On the other hand, he was the guy who had the soaring vision. He was the ideas guy - not so good on details, but the guy who could paint a picture of republican nirvana that made people swoon - and perhaps he gets too little credit for that. Adams recognized Jefferson’s ability to fire peoples’ imaginations and was bitterly jealous of it.

This country would’ve looked a lot different if it had been Franklin, Hamilton, Washington, Adams shaping things with no Jefferson input. Who would’ve taken his place? Madison? He was on Jefferson’s side, but would not have been nearly as prominent without Jefferson’s mentoring. Sam Adams? When he didn’t have to pay taxes to England anymore he seemed placated.

And I will also say this for Jefferson - while the guy who wrote “all men are created equal, and are endowed by the creator with certain unalienable rights, that among these are life, liberty, and the pursuit of happiness” owned slaves, at least he recognized the cognitive dissonance there. He knew his own imperfections.

Considering them in terms of their ideas rather than their conduct – Jefferson bad, Hamilton good. Jefferson was an ideological agrarian, Hamilton an industrialist. Jefferson was a democrat, but also a decentralist; Hamilton was an elitist, but also a nationalist. Hamilton, not Jefferson, had the right ideas about what America’s future should be.
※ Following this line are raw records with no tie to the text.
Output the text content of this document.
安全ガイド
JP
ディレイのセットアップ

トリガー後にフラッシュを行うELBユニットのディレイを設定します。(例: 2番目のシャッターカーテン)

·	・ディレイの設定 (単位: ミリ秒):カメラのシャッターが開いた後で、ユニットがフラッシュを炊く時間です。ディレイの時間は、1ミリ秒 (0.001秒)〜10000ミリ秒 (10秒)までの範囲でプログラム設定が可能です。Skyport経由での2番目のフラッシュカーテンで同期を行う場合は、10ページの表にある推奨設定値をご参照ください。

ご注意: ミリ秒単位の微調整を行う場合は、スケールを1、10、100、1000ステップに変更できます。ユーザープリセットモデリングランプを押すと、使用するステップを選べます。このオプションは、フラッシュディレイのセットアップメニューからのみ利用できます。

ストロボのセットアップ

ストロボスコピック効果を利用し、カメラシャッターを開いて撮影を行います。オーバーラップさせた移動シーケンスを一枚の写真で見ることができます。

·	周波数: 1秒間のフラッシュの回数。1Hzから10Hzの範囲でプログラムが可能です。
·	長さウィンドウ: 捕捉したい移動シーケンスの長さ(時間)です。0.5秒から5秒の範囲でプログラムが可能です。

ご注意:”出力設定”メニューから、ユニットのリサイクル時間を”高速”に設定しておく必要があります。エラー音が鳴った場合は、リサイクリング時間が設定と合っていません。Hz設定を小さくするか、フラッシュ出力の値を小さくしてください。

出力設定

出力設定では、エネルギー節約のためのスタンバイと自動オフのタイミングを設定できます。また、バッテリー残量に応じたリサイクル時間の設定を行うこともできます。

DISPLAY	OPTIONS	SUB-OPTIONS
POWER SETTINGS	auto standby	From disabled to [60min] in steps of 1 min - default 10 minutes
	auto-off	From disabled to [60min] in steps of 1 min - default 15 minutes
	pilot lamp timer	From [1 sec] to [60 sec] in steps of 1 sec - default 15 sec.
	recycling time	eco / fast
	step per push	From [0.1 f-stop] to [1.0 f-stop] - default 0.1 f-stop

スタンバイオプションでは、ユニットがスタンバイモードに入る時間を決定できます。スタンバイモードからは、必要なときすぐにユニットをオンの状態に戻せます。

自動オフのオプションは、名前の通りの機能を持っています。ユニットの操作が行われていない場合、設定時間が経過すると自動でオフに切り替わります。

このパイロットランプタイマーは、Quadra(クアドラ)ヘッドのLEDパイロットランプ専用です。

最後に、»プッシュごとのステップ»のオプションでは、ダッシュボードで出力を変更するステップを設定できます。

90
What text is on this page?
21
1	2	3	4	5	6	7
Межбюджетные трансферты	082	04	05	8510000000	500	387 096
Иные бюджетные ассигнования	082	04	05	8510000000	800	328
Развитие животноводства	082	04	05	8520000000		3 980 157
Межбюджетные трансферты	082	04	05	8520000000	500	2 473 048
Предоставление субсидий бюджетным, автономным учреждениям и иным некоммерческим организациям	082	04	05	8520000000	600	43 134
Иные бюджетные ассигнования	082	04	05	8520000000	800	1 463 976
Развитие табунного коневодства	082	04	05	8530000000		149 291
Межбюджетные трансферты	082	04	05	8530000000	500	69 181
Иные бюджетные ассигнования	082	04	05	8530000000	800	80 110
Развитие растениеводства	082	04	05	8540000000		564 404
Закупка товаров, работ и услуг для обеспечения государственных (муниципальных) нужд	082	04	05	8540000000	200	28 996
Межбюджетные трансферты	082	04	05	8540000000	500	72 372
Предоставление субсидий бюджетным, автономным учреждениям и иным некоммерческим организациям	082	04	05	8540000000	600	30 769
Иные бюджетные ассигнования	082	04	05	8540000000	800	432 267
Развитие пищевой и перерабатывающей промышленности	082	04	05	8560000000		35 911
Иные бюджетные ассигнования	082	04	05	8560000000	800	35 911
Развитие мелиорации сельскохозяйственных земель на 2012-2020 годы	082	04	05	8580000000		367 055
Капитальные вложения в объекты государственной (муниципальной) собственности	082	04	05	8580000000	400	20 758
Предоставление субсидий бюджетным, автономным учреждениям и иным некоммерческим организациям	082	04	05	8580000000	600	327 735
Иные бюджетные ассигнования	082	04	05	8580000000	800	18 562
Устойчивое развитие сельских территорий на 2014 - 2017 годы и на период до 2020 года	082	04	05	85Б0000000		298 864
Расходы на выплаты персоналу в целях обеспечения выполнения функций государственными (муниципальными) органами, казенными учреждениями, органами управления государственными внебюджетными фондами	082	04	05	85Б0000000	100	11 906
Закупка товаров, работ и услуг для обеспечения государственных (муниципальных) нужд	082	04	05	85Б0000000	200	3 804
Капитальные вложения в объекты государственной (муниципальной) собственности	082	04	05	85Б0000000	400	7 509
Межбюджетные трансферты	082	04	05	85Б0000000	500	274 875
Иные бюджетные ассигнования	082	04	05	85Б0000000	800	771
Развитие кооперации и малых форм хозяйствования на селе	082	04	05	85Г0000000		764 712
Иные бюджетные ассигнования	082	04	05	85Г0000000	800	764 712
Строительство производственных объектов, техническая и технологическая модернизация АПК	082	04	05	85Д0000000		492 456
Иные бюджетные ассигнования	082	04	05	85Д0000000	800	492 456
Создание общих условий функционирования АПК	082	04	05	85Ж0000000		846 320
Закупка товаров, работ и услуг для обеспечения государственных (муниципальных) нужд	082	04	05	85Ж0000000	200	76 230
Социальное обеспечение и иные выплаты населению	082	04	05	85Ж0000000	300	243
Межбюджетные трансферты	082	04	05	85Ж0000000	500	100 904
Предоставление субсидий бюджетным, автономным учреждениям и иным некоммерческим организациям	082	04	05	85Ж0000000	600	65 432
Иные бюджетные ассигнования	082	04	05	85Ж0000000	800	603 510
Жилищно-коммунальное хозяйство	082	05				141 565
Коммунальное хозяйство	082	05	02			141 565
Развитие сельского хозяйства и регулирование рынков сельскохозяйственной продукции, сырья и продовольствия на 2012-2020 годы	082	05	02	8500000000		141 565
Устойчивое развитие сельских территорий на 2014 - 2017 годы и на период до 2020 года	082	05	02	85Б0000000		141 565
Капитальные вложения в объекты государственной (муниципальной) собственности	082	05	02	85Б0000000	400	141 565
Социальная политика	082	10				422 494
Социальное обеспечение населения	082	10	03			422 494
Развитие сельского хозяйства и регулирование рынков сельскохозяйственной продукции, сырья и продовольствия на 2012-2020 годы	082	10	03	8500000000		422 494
Had to be, maybe. Should be, never. He did actively oppose slavery, for which I’ll give him credit. But I’d much rather live in Jefferson’s ideal world, however impossible it became.

The fact that Jefferson couldn’t live up to the ideals he propounded any more than I can or you can does not mean that they are not excellent ideals. He was human, as are we all, with all of the nobility and baseness that comes with being human. We denigrate his ideals at our peril.

In Jefferson’s world, you would be (best-case scenario, assuming you’re a white Anglo-Saxon) a yeoman farmer. Fuck that shit!

I’ve long thought that Jefferson was the stereotypical ivory tower intellectual. He had lofty principles but seemed unable to apply them in his actual life. But I’ll cut him some slack - the mistakes he made in life been covered over by time and the high principles are still around.

For general discussion of issues relating to Hamilton vs. Jefferson, see Hamilton’s Republic: Readings in the American Democratic Nationalist Tradition, by Michael Lind.

Well, he doesn’t deserve our unthinking undulation, but then, who does? Other than me. Me you can unthinkingly adulate to your heart’s content.

The first sentence is engraved on the walls of the Jefferson Memorial. The second was omitted in the interest of brevity.

I could handle it. :smiley:

Hamilton was in favor of a king. Failing that, he wanted the chief executive to be in office for life.

He also sold us out to the Brits when the Jay treaty was being negotiated. He was the agent who was telling the British what America would cave on. It was tantamount to treason.

None of the founders could be seen as “the good one” or “the bad one” - especially not Jefferson nor Hamilton. Either one of them, in absolute power, would have led the young nation to ruin.